While postpartum anxiety and depression can strike mothers of any age, younger mothers may be far more vulnerable. Recent studies indicate that, as far as brain development goes, biological adolescence continues up until a person’s mid-20s. Our brains exhibit a high degree of “plasticity” during this stage, which means they are easily malleable according to different experiences. 

This may mean that a new mother in their teens or 20s may be especially vulnerable to traumatic events and may be more likely to feel their effects more acutely compared to new mothers who have babies in their 30s or older. If they take drugs or alcohol, this same impressionability also increases the risk a young mother will develop a substance use disorder.
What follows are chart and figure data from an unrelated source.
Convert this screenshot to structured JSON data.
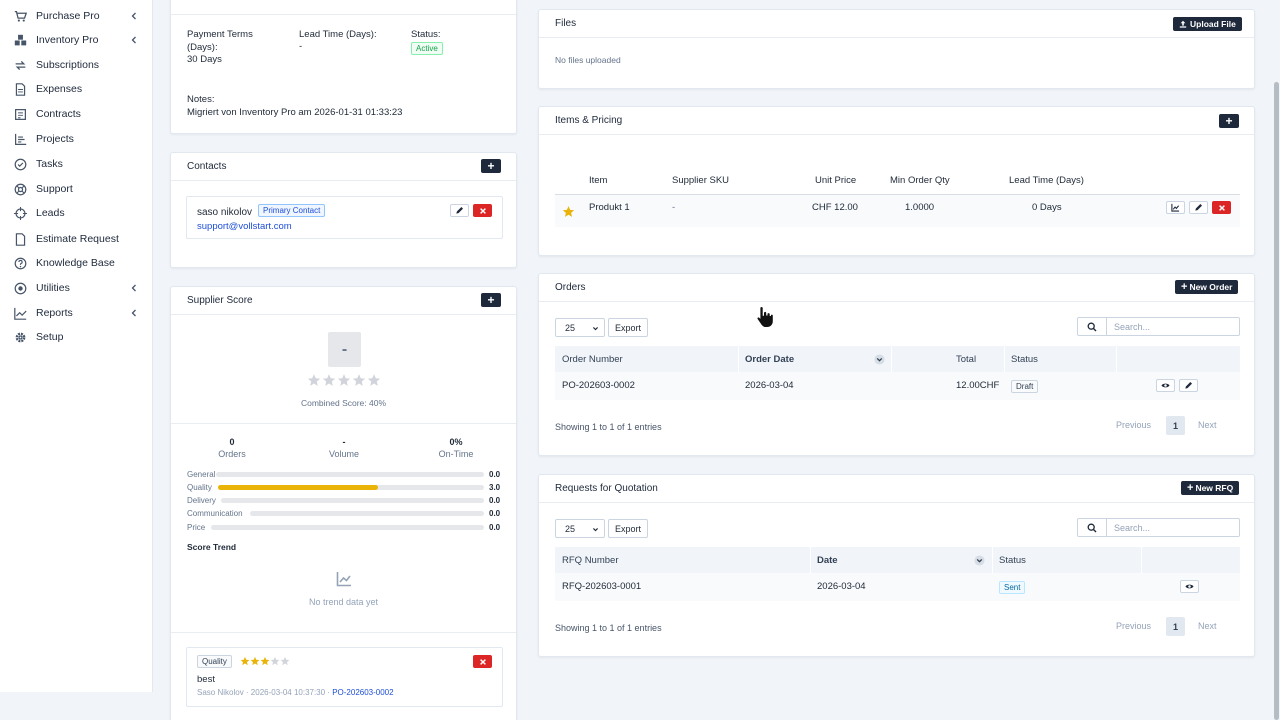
{
  "sidebar": {
    "items": [
      {
        "label": "Purchase Pro",
        "icon": "cart-icon",
        "expandable": true
      },
      {
        "label": "Inventory Pro",
        "icon": "boxes-icon",
        "expandable": true
      },
      {
        "label": "Subscriptions",
        "icon": "refresh-icon",
        "expandable": false
      },
      {
        "label": "Expenses",
        "icon": "document-icon",
        "expandable": false
      },
      {
        "label": "Contracts",
        "icon": "contract-icon",
        "expandable": false
      },
      {
        "label": "Projects",
        "icon": "chart-icon",
        "expandable": false
      },
      {
        "label": "Tasks",
        "icon": "check-circle-icon",
        "expandable": false
      },
      {
        "label": "Support",
        "icon": "lifebuoy-icon",
        "expandable": false
      },
      {
        "label": "Leads",
        "icon": "target-icon",
        "expandable": false
      },
      {
        "label": "Estimate Request",
        "icon": "file-icon",
        "expandable": false
      },
      {
        "label": "Knowledge Base",
        "icon": "question-circle-icon",
        "expandable": false
      },
      {
        "label": "Utilities",
        "icon": "dot-circle-icon",
        "expandable": true
      },
      {
        "label": "Reports",
        "icon": "line-chart-icon",
        "expandable": true
      },
      {
        "label": "Setup",
        "icon": "gear-icon",
        "expandable": false
      }
    ]
  },
  "details": {
    "payment_terms_label": "Payment Terms (Days):",
    "payment_terms_value": "30 Days",
    "lead_time_label": "Lead Time (Days):",
    "lead_time_value": "-",
    "status_label": "Status:",
    "status_value": "Active",
    "notes_label": "Notes:",
    "notes_value": "Migriert von Inventory Pro am 2026-01-31 01:33:23"
  },
  "contacts": {
    "title": "Contacts",
    "name": "saso nikolov",
    "badge": "Primary Contact",
    "email": "support@vollstart.com"
  },
  "score": {
    "title": "Supplier Score",
    "grade": "-",
    "stars_filled": 0,
    "combined_label": "Combined Score: 40%",
    "stats": [
      {
        "value": "0",
        "label": "Orders"
      },
      {
        "value": "-",
        "label": "Volume"
      },
      {
        "value": "0%",
        "label": "On-Time"
      }
    ],
    "bars": [
      {
        "label": "General",
        "value": "0.0",
        "fraction": 0.0
      },
      {
        "label": "Quality",
        "value": "3.0",
        "fraction": 0.6
      },
      {
        "label": "Delivery",
        "value": "0.0",
        "fraction": 0.0
      },
      {
        "label": "Communication",
        "value": "0.0",
        "fraction": 0.0
      },
      {
        "label": "Price",
        "value": "0.0",
        "fraction": 0.0
      }
    ],
    "trend_title": "Score Trend",
    "trend_empty": "No trend data yet"
  },
  "review": {
    "category": "Quality",
    "stars_filled": 3,
    "stars_total": 5,
    "text": "best",
    "meta": "Saso Nikolov · 2026-03-04 10:37:30 · ",
    "link": "PO-202603-0002"
  },
  "files": {
    "title": "Files",
    "upload_label": "Upload File",
    "empty": "No files uploaded"
  },
  "items": {
    "title": "Items & Pricing",
    "headers": [
      "Item",
      "Supplier SKU",
      "Unit Price",
      "Min Order Qty",
      "Lead Time (Days)"
    ],
    "rows": [
      {
        "item": "Produkt 1",
        "sku": "-",
        "price": "CHF 12.00",
        "moq": "1.0000",
        "lead": "0 Days"
      }
    ]
  },
  "orders": {
    "title": "Orders",
    "new_label": "New Order",
    "page_size": "25",
    "export_label": "Export",
    "search_placeholder": "Search...",
    "headers": [
      "Order Number",
      "Order Date",
      "Total",
      "Status"
    ],
    "rows": [
      {
        "number": "PO-202603-0002",
        "date": "2026-03-04",
        "total": "12.00CHF",
        "status": "Draft"
      }
    ],
    "info": "Showing 1 to 1 of 1 entries",
    "prev": "Previous",
    "page": "1",
    "next": "Next"
  },
  "rfq": {
    "title": "Requests for Quotation",
    "new_label": "New RFQ",
    "page_size": "25",
    "export_label": "Export",
    "search_placeholder": "Search...",
    "headers": [
      "RFQ Number",
      "Date",
      "Status"
    ],
    "rows": [
      {
        "number": "RFQ-202603-0001",
        "date": "2026-03-04",
        "status": "Sent"
      }
    ],
    "info": "Showing 1 to 1 of 1 entries",
    "prev": "Previous",
    "page": "1",
    "next": "Next"
  }
}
This means if they are experiencing financial hardship or relationship problems — either of which is more common in younger people — they are far more likely to develop trauma, depression, or anxiety as a result of their depression and, therefore, they may be more likely to misuse different substances.

What’s more, if the trauma is strong enough or if no steps are taken to address the new mothers’ mental health, these otherwise temporary conditions may progress into lifelong disorders that are harder to treat.

Symptoms of Postpartum Depression 

About 4 in 5 women experience symptoms associated with postpartum depression. Some of these include:

  • Overeating or eating too little
  • Frequent feelings of impending doom
  • Constantly feeling overwhelmed or helpless
  • Insomnia or oversleeping
  • Memory problems
  • Loss of interest in job or hobbies
  • Crying at random times
  • Body aches
  • Stomach upset
  • Difficulty concentrating or making decisions
  • Irritability
  • Doubting maternal abilities
  • Thinking of harming one’s child
  • Resenting the child
  • Imagining life without the child frequently

While these feelings might seem upsetting or something to be ashamed about, experiencing any of these symptoms is normal. However, if these symptoms persist for more than two months or are especially distressing, it may be important to get in touch with a mental health professional for further diagnostics.

Mothers Need to Care for their Mental Health

For better or worse, the experience of motherhood can be extremely impactful, so much so that one’s baseline emotionality and self-identity may be changed forever. Substance use disorder and other mental health problems are not inevitable, but their risks are highly elevated during this tumultuous time. 

By knowing what to expect, new mothers can hopefully take better care of their mental health, which leads to positive outcomes not just for them, but for their children as well.